My good friend and colleague Eve Bodeux is gathering input from freelancers and translation agencies for her upcoming presentation “Vendors and You: A Positive Partnership from the Start.” She’ll be presenting this session at the upcoming Vendor Management Seminar in Las Vegas.
Whether you’re a freelancer or you work for an agency, what factors are most important as you start a new business relationship? Here’s your chance to suggest ways that “the other side” of the industry (whichever side you’re on!) can get things off on the right foot. You can submit your input here.

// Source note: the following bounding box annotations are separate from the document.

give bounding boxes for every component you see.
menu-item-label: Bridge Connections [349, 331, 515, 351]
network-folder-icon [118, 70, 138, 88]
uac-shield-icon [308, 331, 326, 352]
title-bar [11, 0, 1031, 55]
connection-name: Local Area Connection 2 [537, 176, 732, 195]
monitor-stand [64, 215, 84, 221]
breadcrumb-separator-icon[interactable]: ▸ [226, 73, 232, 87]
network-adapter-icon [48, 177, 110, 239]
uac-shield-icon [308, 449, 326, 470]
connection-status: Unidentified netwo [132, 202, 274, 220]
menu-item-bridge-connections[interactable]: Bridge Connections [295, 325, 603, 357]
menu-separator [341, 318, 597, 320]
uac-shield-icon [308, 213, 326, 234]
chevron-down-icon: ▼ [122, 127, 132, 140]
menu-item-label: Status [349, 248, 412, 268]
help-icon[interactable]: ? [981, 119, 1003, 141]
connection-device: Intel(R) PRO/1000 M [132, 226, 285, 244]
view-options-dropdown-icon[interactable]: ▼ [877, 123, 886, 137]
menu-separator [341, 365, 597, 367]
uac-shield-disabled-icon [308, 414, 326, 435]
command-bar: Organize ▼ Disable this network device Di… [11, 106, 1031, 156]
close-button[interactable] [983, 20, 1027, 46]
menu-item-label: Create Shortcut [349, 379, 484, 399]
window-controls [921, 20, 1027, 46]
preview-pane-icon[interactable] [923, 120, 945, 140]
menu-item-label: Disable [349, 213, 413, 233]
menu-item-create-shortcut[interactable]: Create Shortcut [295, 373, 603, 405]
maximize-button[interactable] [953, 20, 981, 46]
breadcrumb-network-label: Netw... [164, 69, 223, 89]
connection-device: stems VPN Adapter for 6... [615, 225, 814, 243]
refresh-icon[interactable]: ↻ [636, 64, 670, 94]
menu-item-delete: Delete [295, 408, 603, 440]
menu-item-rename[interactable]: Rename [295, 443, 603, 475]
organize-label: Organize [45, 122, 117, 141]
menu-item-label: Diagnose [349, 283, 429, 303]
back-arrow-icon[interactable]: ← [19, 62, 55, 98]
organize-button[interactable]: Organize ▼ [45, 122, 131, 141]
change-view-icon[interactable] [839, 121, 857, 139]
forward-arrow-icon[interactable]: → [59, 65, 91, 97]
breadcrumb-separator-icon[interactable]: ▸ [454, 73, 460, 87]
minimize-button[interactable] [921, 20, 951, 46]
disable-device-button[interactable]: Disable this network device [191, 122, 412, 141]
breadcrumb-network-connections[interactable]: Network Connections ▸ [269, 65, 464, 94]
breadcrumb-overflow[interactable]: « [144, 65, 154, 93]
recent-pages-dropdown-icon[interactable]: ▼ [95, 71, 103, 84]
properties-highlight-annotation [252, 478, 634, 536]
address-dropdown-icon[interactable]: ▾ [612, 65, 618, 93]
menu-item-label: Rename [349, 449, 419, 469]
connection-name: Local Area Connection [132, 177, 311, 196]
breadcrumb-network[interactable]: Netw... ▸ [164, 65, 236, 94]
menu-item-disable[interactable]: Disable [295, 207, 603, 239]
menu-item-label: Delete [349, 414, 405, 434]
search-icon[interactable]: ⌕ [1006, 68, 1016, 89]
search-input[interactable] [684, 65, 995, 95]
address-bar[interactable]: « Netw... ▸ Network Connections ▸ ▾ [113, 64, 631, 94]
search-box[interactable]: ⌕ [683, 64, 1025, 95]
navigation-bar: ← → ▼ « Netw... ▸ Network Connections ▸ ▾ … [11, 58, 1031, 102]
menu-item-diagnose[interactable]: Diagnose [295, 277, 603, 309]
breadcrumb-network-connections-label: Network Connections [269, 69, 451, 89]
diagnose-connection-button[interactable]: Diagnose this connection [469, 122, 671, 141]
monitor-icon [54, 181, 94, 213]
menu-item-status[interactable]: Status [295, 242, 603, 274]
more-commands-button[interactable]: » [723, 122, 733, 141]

Hi, I’m a freelance translator from french and english into italian. I do only novels and tales, no technical translations nor essays. I love my job, I’m doing it since some twenty years, and the only thing I really miss concerning my business relations with the publishing companies is that they do not recognize to the translator any royalty, as would be correct and as it is for authors (I’m author as well, two novels published in italian). I have no idea if this situation is just italian, I’d actually like to know. And I’d like to appear on your list “other translators” here on the right, if possible, but I have no website, only email address.
Greetings from Italy. Have a nice day,
Alberto Bracci Testasecca
Hi, Corinne’s Readers!
There was an issue with the comments feature on my site. If you’d still like to comment, that has been fixed, and I’d welcome your comments. Go here to have your say on the topic of how agencies can have a positive relationship from the start with freelance translators:
http://bodeuxinternational.com/freelancers-and-agencies/
Thanks!
Eve
Hello,
I am working at a Translation agency and what I noticed is that many translators don’t attach their CV when they are applying to us or, if they do, they don’t put their language combination in their CV. I received everything you can imagine: Applications without CVs, emtpy emails with a CV attached, CVs with more than 20 pages, listing every single translation project they worked on but not the languages they translated into etc, CVs or emails with lots of typos and mistakes, etc.
What I’d expect from a translator who wants to establish a good working relationship with us, is:
– A nice email (language pair in the subject, preferably) where the translator tells a little bit about himself and the services he offers (Translation, Interpreting, DTP, Voice Over, etc.)
– A CV which contains: language pairs, experience, degrees (We don’t accept translators without degree and less than 5 years experience), specialist fields, contact details, software he is able to use, experience with file formats, prices
It goes without saying that we require reliability, delivery on time and quality work.